Your personal statement is your first and best opportunity to put a personal face to the scores and evaluations that each residency program receives. Like the AMCAS (or AACOMAS) essay you wrote to get into medical school, the residency essay needs to introduce you, demonstrate your interest, and convince the admissions committee that you have what it takes to succeed in their program. But there are some important differences in these essays. We’ll start by talking about what not to do in your residency personal statement.
1. Explain why you went into medicine. You’re already a doctor. You don’t need to rehash your entire story for the program director. (The exception to this rule is if the reason you entered medicine is the same reason you chose this specialty. In that case, you might be able to make a convincing argument for your unwavering commitment to the field.)
2. Give generic or superficial reasons for choosing this specialty. “Since playing Operation as a child, I have always wanted to be a surgeon.” Sure you want to explain when your interest piqued. But you’re better off doing this in a serious way, probably with an example from your medical school days, that shows that you’re serious and knowledgeable about this residency and what it entails.
3. Make the reader guess why you chose this specialty. Don’t cleverly hide your interest in the particular residency. Residency directors want to know from the very beginning why you chose this residency and why you’ll be good at it. This is not to say that your opening line should be “I want to be a dermatologist because…” but you should get this point across in the first paragraph – with a little creativity and finesse.
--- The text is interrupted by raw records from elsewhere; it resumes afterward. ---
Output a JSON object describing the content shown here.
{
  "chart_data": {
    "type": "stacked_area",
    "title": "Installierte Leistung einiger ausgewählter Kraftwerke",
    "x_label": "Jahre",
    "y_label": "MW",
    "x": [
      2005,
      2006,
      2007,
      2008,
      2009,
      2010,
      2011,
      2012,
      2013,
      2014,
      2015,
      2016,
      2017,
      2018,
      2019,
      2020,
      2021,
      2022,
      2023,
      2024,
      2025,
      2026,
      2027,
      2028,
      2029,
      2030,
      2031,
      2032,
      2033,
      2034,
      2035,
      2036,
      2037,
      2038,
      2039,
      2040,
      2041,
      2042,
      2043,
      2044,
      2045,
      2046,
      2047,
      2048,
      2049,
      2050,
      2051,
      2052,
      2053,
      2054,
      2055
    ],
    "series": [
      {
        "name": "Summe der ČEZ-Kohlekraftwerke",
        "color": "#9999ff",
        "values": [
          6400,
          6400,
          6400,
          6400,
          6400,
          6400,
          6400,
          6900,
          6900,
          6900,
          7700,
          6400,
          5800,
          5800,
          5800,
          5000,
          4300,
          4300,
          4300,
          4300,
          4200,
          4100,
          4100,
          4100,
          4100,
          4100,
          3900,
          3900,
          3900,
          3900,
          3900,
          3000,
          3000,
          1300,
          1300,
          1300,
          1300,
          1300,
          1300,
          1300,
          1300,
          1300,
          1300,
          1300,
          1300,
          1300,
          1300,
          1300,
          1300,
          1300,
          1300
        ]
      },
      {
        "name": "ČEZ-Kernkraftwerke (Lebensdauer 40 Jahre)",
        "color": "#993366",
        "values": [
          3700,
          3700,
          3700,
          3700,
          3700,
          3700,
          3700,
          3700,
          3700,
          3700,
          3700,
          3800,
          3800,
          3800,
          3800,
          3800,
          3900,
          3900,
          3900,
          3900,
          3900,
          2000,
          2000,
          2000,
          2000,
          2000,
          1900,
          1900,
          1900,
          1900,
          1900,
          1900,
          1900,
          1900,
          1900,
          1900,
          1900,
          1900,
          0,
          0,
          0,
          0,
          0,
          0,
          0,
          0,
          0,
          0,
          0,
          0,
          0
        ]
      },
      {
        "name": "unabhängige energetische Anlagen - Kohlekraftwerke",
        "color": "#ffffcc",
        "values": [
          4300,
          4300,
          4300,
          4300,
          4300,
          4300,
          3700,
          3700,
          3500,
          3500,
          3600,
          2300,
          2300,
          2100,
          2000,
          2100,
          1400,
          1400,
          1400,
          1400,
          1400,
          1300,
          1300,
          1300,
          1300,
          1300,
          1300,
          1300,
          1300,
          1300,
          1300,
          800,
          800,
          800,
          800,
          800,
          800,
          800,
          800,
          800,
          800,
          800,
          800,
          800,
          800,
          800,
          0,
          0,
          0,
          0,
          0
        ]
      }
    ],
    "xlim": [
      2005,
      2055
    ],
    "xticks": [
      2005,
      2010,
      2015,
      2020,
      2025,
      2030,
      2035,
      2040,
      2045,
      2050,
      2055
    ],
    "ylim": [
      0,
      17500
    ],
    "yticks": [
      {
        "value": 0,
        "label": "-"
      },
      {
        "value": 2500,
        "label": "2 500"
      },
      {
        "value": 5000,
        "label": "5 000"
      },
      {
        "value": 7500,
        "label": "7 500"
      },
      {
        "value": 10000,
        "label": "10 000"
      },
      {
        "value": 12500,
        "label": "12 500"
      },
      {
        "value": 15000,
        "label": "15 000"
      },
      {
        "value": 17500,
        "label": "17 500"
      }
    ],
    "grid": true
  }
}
4. Use gimmicks to get attention. Writing your personal statement as a newspaper article, interview, or any other so-called “creative” format is a sure way to turn off a good portion of your audience. Residency committees want to see that you can communicate well in a professional setting. Write with originality and creativity, but don’t go overboard.
Note: The ERAS online application uses an ASCI format – boldface, italics, and unusual fonts aren’t allowed. You’ll have to use language to add emphasis, not special characters.
5. Send the same personal statement to every program. If a residency (or even a particular program) isn’t research-based, then you probably don’t want to go into too much detail about your senior thesis in neuroscience. And while your oncology essay may have a lot of related stories, if your interest is really GYN ONC, your chances of a match in an OB/GYN program will go up immeasurably if you can speak convincingly about your experiences with women’s care.
6. Use all the allotted space to answer every question the residency director might have. ERAS allows 28,000 characters (approximately 8 pages) for your personal statement, but residency directors do not want to read that much. Writing a tightly focused one-page essay that addresses the key points you want to convey is a much more effective way to make sure that you get that all-important interview – and a chance to answer questions in person.
7. Submit an application with typos or grammatical mistakes. Your entire application – not just your personal statement but also your CV, personal information, etc. – should be as polished as it can possibly be. Errors convey the impression that you aren’t taking this process seriously – and consequently, telling the program director that they shouldn’t take you seriously.